How AI is helping struggling hospital systems

Healthcare systems around the world are under increasing pressure from aging populations, but AI tools are rapidly coming on-line to help.
Jeff Rowe

According to projections from the Bureau of Labor Statistics, the United States will be short one million nurses by the year 2024.  But AI may be part of the solution.

So says tech writer Evan Dashevsky in a recent review of the potential impacts of AI across the healthcare sector.

As he explains the looming nursing shortage, there are number of contributing factors, including a shortage of openings in nursing schools, increased competition for talent and an increased need for care from the aging boomer population. 

A complicating problem he cites involves hospitals that are forced to spend more resources to recruit and retain qualified nurses, which can add additional financial strains. AI, however, can help mitigate the crisis by improving nurse productivity.  

For example, “according to a report from the National Center for Biotechnology Information, nurses spend about 10% of their shifts on ‘delegable or non-nursing activities [that] could have been used more effectively for patient care,’ and nearly a quarter of their time on ‘documentation.’

“AI can free nurses from high-volume and routine administrative tasks, which means they can spend more time providing quality care to patients. Not only can AI be used to automate tasks such as sending out appointment confirmations or securely organizing patient data, but virtual agents  . . . can automate more complex processes such as collecting information on patients’ symptoms.
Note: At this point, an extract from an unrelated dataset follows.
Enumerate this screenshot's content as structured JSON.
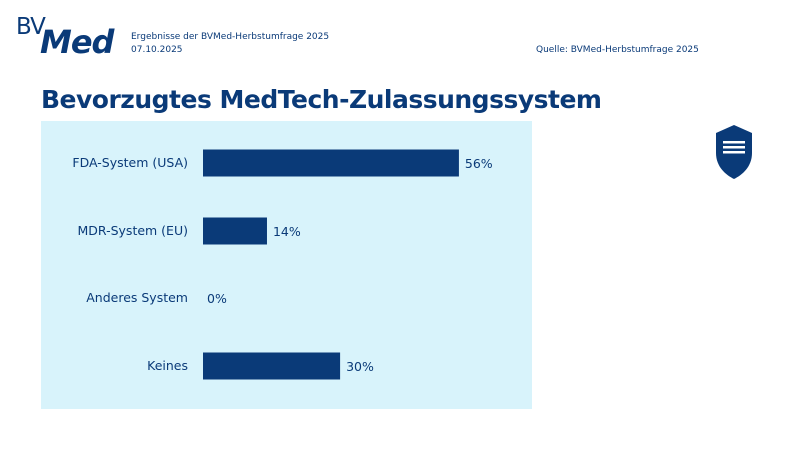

Virtual agents are not yet ready to provide actual diagnoses and treatment recommendations, but they can automate data and information gathering that can often be time-consuming for nurses and providers.”

As Dashevsky sees it, automation can help patients be matched with the right care provider right away, and “more importantly it can also maximize a provider’s time by independently executing many routine processes, be they on the backend or patient-facing.”

AI is also particularly helpful, he says, when it comes to executing processes related to compliance. “Healthcare is one of the world’s most regulated sectors, which means providers are compelled to navigate an evolving patchwork of regulations and protocols. When partnered with AI, compliance officers are able to tweak protocols instantly at scale, which provides healthcare providers with access to the most up-to-date procedures and reduces overall training time. This ensures that providers and the facilities in which they work remain in compliance at all times.”